Biden and McCarthy set to meet again Monday for debt ceiling talks
House Speaker Kevin McCarthy and President Biden will meet in person Monday to continue discussions over the debt limit, as the U.S. quickly approaches the date at which it may no longer be able to pay its bills.
McCarthy told reporters Sunday morning that he had a "productive phone call" with Biden, who was returning to Washington from Japan where he attended the G-7 summit, as negotiations over a bipartisan deal to raise the debt limit faltered over the last few days.
McCarthy told reporters top negotiators from his team and the president's will return to meetings on Sunday evening in advance of an in-person meeting between the speaker and president on Monday. The White House confirmed the phone call between the two leaders and the plan for Monday's meeting.

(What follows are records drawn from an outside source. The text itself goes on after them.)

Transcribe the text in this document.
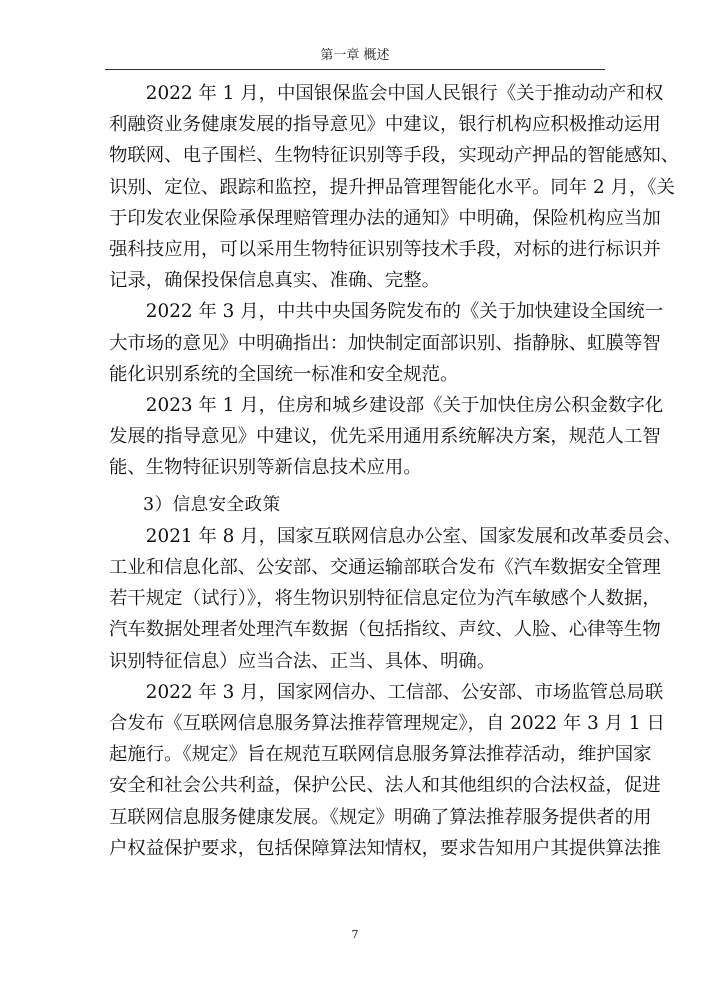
第一章 概述

2022 年 1 月，中国银保监会中国人民银行《关于推动动产和权
利融资业务健康发展的指导意见》中建议，银行机构应积极推动运用
物联网、电子围栏、生物特征识别等手段，实现动产押品的智能感知、
识别、定位、跟踪和监控，提升押品管理智能化水平。同年 2 月，《关
于印发农业保险承保理赔管理办法的通知》中明确，保险机构应当加
强科技应用，可以采用生物特征识别等技术手段，对标的进行标识并
记录，确保投保信息真实、准确、完整。

2022 年 3 月，中共中央国务院发布的《关于加快建设全国统一
大市场的意见》中明确指出：加快制定面部识别、指静脉、虹膜等智
能化识别系统的全国统一标准和安全规范。

2023 年 1 月，住房和城乡建设部《关于加快住房公积金数字化
发展的指导意见》中建议，优先采用通用系统解决方案，规范人工智
能、生物特征识别等新信息技术应用。

3）信息安全政策

2021 年 8 月，国家互联网信息办公室、国家发展和改革委员会、
工业和信息化部、公安部、交通运输部联合发布《汽车数据安全管理
若干规定（试行）》，将生物识别特征信息定位为汽车敏感个人数据，
汽车数据处理者处理汽车数据（包括指纹、声纹、人脸、心律等生物
识别特征信息）应当合法、正当、具体、明确。

2022 年 3 月，国家网信办、工信部、公安部、市场监管总局联
合发布《互联网信息服务算法推荐管理规定》，自 2022 年 3 月 1 日
起施行。《规定》旨在规范互联网信息服务算法推荐活动，维护国家
安全和社会公共利益，保护公民、法人和其他组织的合法权益，促进
互联网信息服务健康发展。《规定》明确了算法推荐服务提供者的用
户权益保护要求，包括保障算法知情权，要求告知用户其提供算法推

7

"My discussion with the president, I think, was productive," McCarthy said. "Look, he's sitting on Air Force One, he had been sitting in meetings with other world leaders, and it's hard to try to get that update as we're going across there. I think we can solve some of these problems if he understands what we're looking at, but I've been very clear to him from the very beginning — we have to spend less money than we spent last year."
McCarthy stressed the two sides remain "apart" and that "nothing is agreed to here."
In recent days, the Biden administration and House Republicans have focused their public efforts on blaming the other side for the impasse on ways to prevent an unprecedent debt default.
Speaking after the G-7 concluded, Biden repeated his accusations that Republicans were to blame for the deadlock. "It's time for the other side to move off extreme positions because much of what they've already proposed is simply, quite frankly, unacceptable" he said.
Biden said he was willing to cut spending, but said Republicans needed to consider raising tax revenues. House Republicans are largely opposed to any tax increase – a major tool Biden has relied on in his proposed budgets to lower the deficit.
Biden said he expected to speak to McCarthy on Air Force One. "My guess is he's gonna want to deal directly with me in making sure we're all on the same page," Biden said.
Earlier on Sunday, McCarthy characterized the White House as "moving backward" in talks.
"The president pivoted back," McCarthy said on Fox News Sunday Morning Futures. "He actually proposed spending billions more next year than we spend this year."
"All the discussions we had before, I felt we were at a place that we could agree together, that we would have compromise. We wouldn't get what our bill said — we would find compromise," he added. "Now the president, even though he was overseas, fought to change places. I don't understand that."
Biden says questions about the 14th amendment are 'unresolved'
Asked about invoking the Constitution's 14th amendment to avoid default — an untested tool that the progressive wing of his party has urged — Biden said he was unsure whether legal challenges to such a move could be resolved in time to avert default. "That's a question that I think is unresolved," he said.
Treasury Secretary Janet Yellen reiterated Biden's position on the 14th amendment, telling NBC's Meet the Press: "It doesn't seem like something that could be appropriately used in these circumstances given the legal uncertainty around it and given the tight timeframe we're on, so my devout hope is that Congress will raise the debt ceiling."
Yellen has repeatedly warned lawmakers the U.S. could run out of money to pay its bills as early as June 1, which she maintains is a "hard deadline."
"If the debt ceiling isn't raised, there will be hard choices to make about what bills go unpaid," she told NBC.
Biden's top staffers are increasingly framing House Republicans as more interested in catering to the right wing of their caucus than reaching a consensus on how to lower the deficit and increase the debt ceiling.
"Last night in D.C., the Speaker's team put on the table an offer that was a big step back and contained a set of extreme partisan demands that could never pass both Houses of Congress," White House Press Secretary Karine Jean-Pierre said in a statement issued early Sunday morning from Hiroshima.
According to a source familiar with negotiations, the White House's most recent offer to House Republicans included a vow to keep defense and nondefense spending in next year's budget at the same levels as the previous fiscal years. But Republicans have insisted on cuts to nondefense spending.